Acho que esse processo de entendimento do nosso corpo é diário e sem fim. Mas isso ficou mais claro pra mim quando eu comecei a estudar mais obre pressão estética, gordofobia, na mesma época da revista, que relatei acima. Mudou completamente. Hoje o Verão é a minha estação favorita do ano. Eu sempre amei piscina e praia, mas sempre ficava preocupada e às vezes até usava coisas desconfortáveis. Hoje só quero curtir ao máximo e ser feliz! Claro que a gordofobia ainda existe não apenas nos olhares, mas no quesito acessos e direitos negados; mas não deixo de curtir por conta de ninguém. Eles que lutem, né? rs

O que você considera ser o primeiro passo para curtir o Verão sem sentir vergonha do seu próprio corpo?

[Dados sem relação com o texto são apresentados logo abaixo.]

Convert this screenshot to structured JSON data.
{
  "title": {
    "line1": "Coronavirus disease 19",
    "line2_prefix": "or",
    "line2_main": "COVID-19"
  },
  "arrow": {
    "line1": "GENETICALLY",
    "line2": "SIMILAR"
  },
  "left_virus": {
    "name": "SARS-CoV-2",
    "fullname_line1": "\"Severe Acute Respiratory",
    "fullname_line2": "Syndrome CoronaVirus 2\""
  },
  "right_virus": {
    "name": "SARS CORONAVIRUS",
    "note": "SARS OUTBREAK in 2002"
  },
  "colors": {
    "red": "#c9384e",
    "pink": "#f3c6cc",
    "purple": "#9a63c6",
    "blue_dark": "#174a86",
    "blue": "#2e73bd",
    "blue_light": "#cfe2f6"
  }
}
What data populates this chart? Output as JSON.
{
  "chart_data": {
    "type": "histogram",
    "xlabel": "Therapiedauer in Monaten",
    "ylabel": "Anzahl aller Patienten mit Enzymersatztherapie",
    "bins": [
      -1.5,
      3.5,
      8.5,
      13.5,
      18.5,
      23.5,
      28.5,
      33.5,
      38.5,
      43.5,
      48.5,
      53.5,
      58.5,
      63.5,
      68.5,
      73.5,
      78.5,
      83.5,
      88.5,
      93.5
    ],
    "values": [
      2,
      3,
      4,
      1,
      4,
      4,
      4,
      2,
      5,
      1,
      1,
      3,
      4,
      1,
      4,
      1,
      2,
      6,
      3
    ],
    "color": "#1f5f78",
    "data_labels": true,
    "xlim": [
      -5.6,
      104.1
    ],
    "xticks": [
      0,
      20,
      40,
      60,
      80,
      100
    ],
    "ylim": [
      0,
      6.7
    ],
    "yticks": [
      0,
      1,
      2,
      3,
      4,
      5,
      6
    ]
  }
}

Não acredito que exista ‘passo a passo’ para nada. Cada pessoa tem o seu processo quando o assunto é entendimento do corpo. Mas uma boa dica é que a pessoa comece aos poucos – não faça nada que não se sinta bem. Não se pressione. E, é claro, saia junto com sua rede de apoio. Eu mesma me sinto muito melhor quando estou com amigos que entendem e que estão na luta antigordofobia comigo. Também amo curtir o Verão com minhas amigas gordas. Me sinto mais fortalecida, sabe? Me sinto imbatível! Outra dica: siga pessoas reais, que tenham o corpo parecido com o seu e que produzam conteúdos que te acrescentam e não te fazem mal.